Clara
Respiré hondo, sintiendo la punzada de cada palabra que había escuchado.
"No puedo dejar que esto me rompa", me dije una y otra vez.
Ya había demasiadas grietas en mi corazón como para permitir que se partiera del todo.
Así que me obligué a cambiarme rápido.
Me puse el abrigo limpio que estaba en mi casillero. Me lavé y peiné el cabello en una coleta desordenada.
Necesitaba encontrar a Caleb. Necesitaba verlo y escuchar su voz para recordar quién era yo para él.
Porque, aunque me sentía rota y sola, había algo que aún me mantenía en pie: la esperanza de que él no me dejaría atrás.
Guardé los libros y me colgué la mochila al hombro. Salí del vestuario con el corazón latiendo con fuerza.
Afuera, la tarde estaba cayendo, y el aire olía a pino y tierra húmeda.
"Lloverá en unas horas..."
Caminé hacia la pista de atletismo, donde sabía que Caleb estaría entrenando. Cada paso me dolía, pero no iba a darme la vuelta.
Necesitaba saber si todavía era alguien para él. Porque si ya no lo era, no sabía cómo iba a encontrar la fuerza para seguir siendo alguien para mí.
Caleb daba vueltas en la pista de atletismo con esa energía suya, inagotable, casi contagiosa.
Cada vez que pasaba frente a mí, sonreía. Alzaba una mano en un saludo rápido, y yo, sin pensarlo, le devolvía el gesto como un reflejo automático. Como si mis manos lo reconocieran antes que mi mente aceptara lo que había escuchado.
No. Me negaba a creerlo.
Él era tan noble, tan auténtico… No podía ser cierto. Seguro esas malditas lo dijeron solo para seguir rompiéndome desde dentro, como sabían hacerlo.

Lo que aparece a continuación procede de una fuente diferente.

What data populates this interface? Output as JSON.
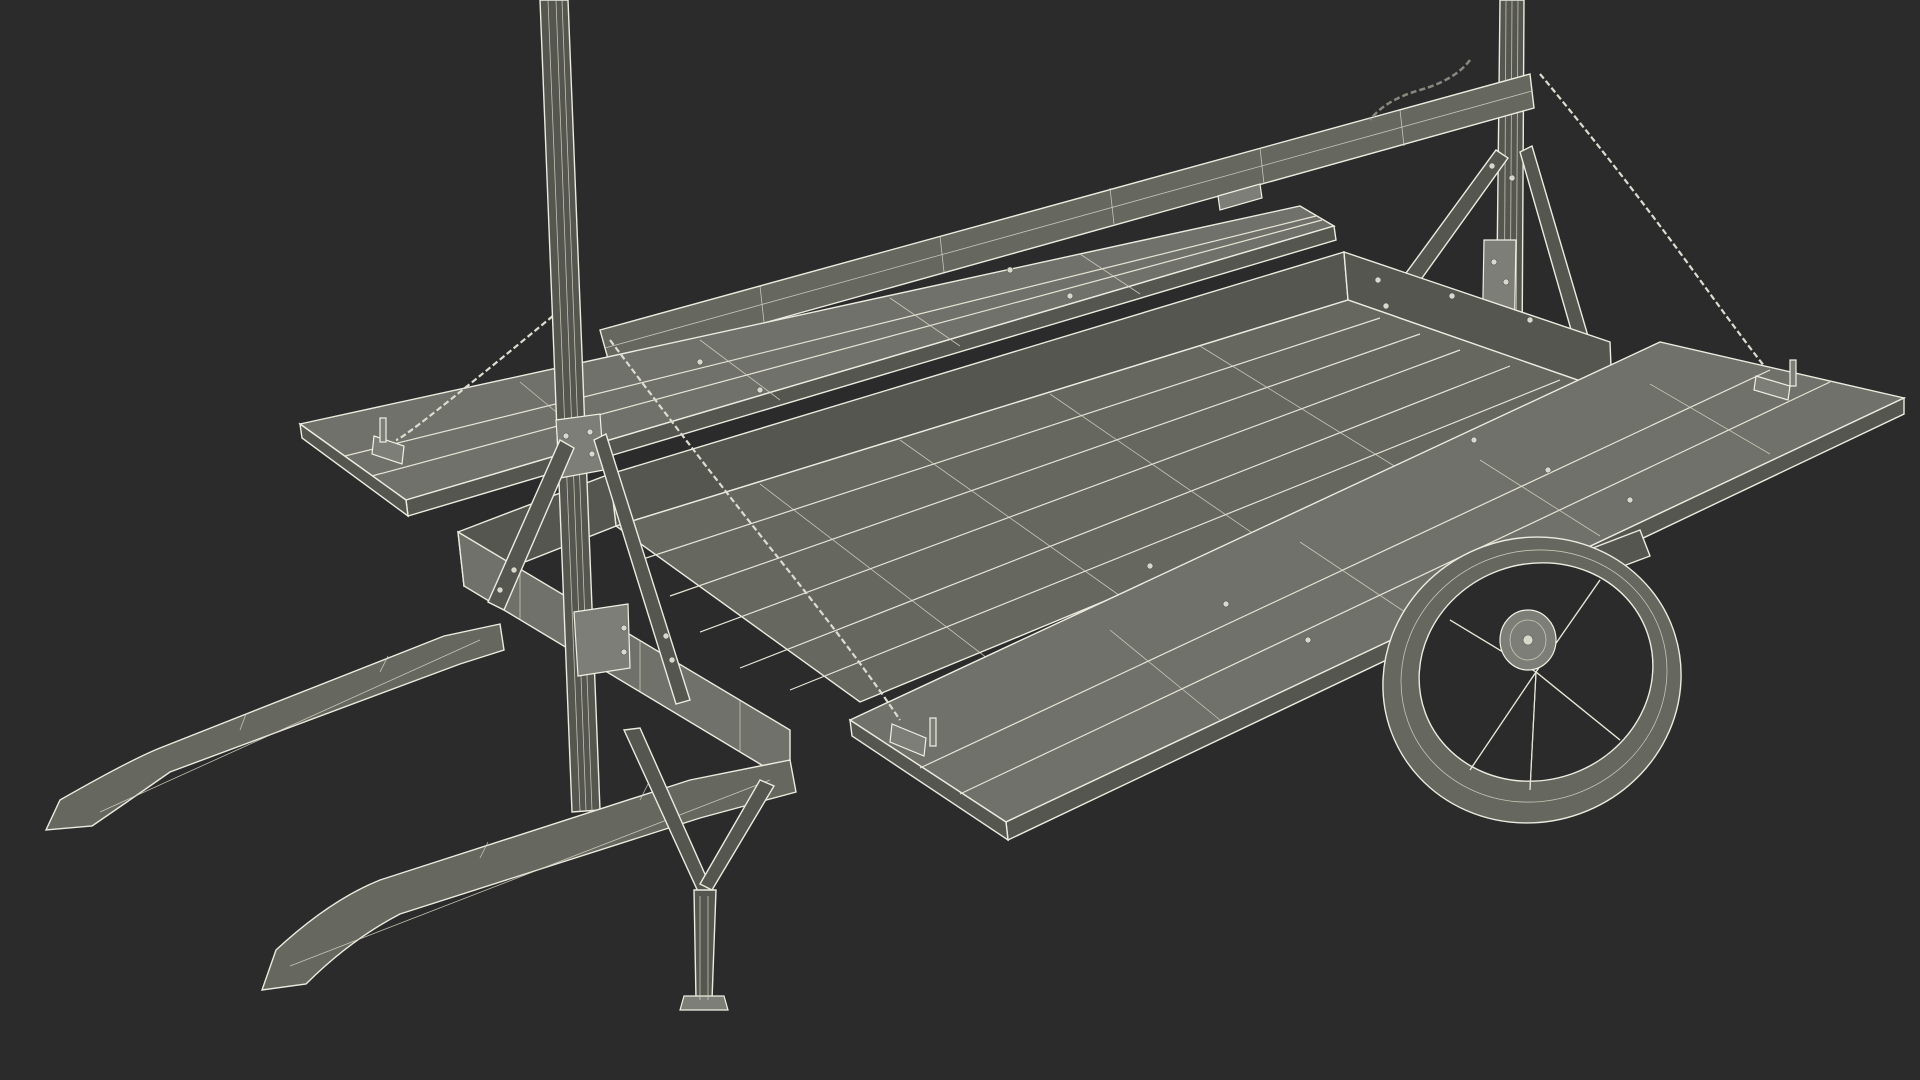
{
  "scene": {
    "subject": "",
    "background_color": "#2b2b2b",
    "wire_color": "#e6e4d6",
    "surface_color": "#66675f"
  }
}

Desde las gradas lo seguía con la mirada, buscando un respiro en el vaivén de su cuerpo, en la armonía de su trote. Pero no podía evitarlo: el nudo en mi estómago seguía apretándose, como si cada paso suyo golpeara mi confianza.
Suspiré, dejando que todas las dudas se agolparan en mi mente como olas sordas, cada una más pesada que la anterior.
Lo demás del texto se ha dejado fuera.